Develi köylüleri yerine işçi sınıfını ikame ederek düşünmeye devam edersek… İşçi sınıfı ile sermaye arasındaki çelişkinin ayrımında bir işçi sınıfının varlığı (kendisi için sınıf olma bilincine varmış bir işçi sınıfı) önemlidir ancak devrimci dönüşüm için yeterli değildir. Nesnel koşulların olgunlaşmış olması devrimci durum için gerekli olan öznel koşulların yeterli olması demek değil. İşçinin somut, yaşayan bir insan olarak benliğiyle yaşam koşulları arasındaki çelişkinin de ayrımında olması gerekiyor. İşçinin yaşam koşullarını belirleyen ise ücretli emek statüsünde çalışıyor olmasıdır. Ücret artsa da kapitalizm o ücretle işçinin insan gibi yaşaması için gerekli olan koşulları hiçbir zaman sağlamayacaktır. Bu demektir ki işçi sınıfının bizzat kendi ücretli emekle çalışma durumunu aşması gerekmektedir. Sağlıklı bir sosyalizmin kurulması da buna bağlıdır. İşçinin ücretli emekle çalışmasının sürmesi ve soyut bir işçi statüsünde zorunlu ihtiyaçlarının giderilmesi teorisi sosyalizmde de işçi üzerindeki sömürünün ebediyen sürüp gitmesine yol açmaktadır. Kapitalist sistemde tarihsel olarak gerçek ücretler artsa bile işçinin yoksullaşması da artar. Asıl çelişki işçinin kendi benliğiyle olan çelişkisidir. M. Beyond Lebowits bunu şöyle açıklıyor, “Daha yüksek ücretler için verilen mücadele, artan toplumsal ihtiyaçların karşılanmaması biçiminde karşımıza çıkan işçinin kendi benliğiyle çelişkisini yadsımak üzere verdiği, onun kapitalizmdeki durumuna içsel olan bir mücadeledir.” Bu benliğin aşılması ise kolektif işçi sınıfı bilincini gerektirir. (Lenin’in “Proleteryanın devrimimizdeki görevleri”ni saptarken yaptığı ekonomiyi denetleyen işçi sınıfının ekonomiyi yönetmesi gerektiği sözleri hatırlansın.) Kapitalizmin yerine gerçek bir sosyalizmin gelmesi için işçi sınıfının bu kolektif bilince de sahip olması gerekiyor.
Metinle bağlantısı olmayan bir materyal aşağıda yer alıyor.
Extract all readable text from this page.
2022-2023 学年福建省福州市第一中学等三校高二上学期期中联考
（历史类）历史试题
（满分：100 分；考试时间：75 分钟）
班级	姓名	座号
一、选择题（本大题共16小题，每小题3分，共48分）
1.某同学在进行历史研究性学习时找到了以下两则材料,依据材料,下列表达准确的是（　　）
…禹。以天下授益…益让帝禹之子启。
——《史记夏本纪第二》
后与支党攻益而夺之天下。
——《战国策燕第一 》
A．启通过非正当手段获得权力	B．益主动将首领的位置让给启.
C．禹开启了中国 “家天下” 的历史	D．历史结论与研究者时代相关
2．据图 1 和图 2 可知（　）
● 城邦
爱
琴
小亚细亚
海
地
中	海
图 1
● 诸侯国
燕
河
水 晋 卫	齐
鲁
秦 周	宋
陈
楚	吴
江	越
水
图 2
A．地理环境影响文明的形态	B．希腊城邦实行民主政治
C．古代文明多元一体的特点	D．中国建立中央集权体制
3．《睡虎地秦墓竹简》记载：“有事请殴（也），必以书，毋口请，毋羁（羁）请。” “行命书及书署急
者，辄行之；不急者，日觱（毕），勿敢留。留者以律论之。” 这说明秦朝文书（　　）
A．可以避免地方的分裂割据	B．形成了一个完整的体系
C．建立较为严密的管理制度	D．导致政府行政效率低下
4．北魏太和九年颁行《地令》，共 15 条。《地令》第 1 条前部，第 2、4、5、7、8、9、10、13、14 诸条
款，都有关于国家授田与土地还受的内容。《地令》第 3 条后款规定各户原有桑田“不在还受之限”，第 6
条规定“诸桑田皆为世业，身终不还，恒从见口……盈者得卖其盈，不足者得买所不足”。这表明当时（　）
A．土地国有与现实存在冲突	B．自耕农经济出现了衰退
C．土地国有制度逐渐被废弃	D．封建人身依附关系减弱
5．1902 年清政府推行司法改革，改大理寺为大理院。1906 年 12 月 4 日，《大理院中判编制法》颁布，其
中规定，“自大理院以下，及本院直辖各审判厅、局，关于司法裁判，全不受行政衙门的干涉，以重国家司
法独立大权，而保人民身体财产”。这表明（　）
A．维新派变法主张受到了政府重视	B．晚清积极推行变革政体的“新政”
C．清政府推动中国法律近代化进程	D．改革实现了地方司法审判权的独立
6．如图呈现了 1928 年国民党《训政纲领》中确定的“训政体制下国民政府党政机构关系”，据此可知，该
İmdi işçi sınıfının bu özelliğinin devrim durumunu belirleyen öznel durum için oldukça önemli olduğunu söylemek gerekli. Yani işçi sınıfı devrimci partinin varlığında kendisi için kolektif bir bilince sahip özne değilse sistem değişse de durum reel sosyalist ülkelerde gördüğümüz gibi değişmiyor zira işçi sınıfı ekonomik duruma yabancılaşıyor.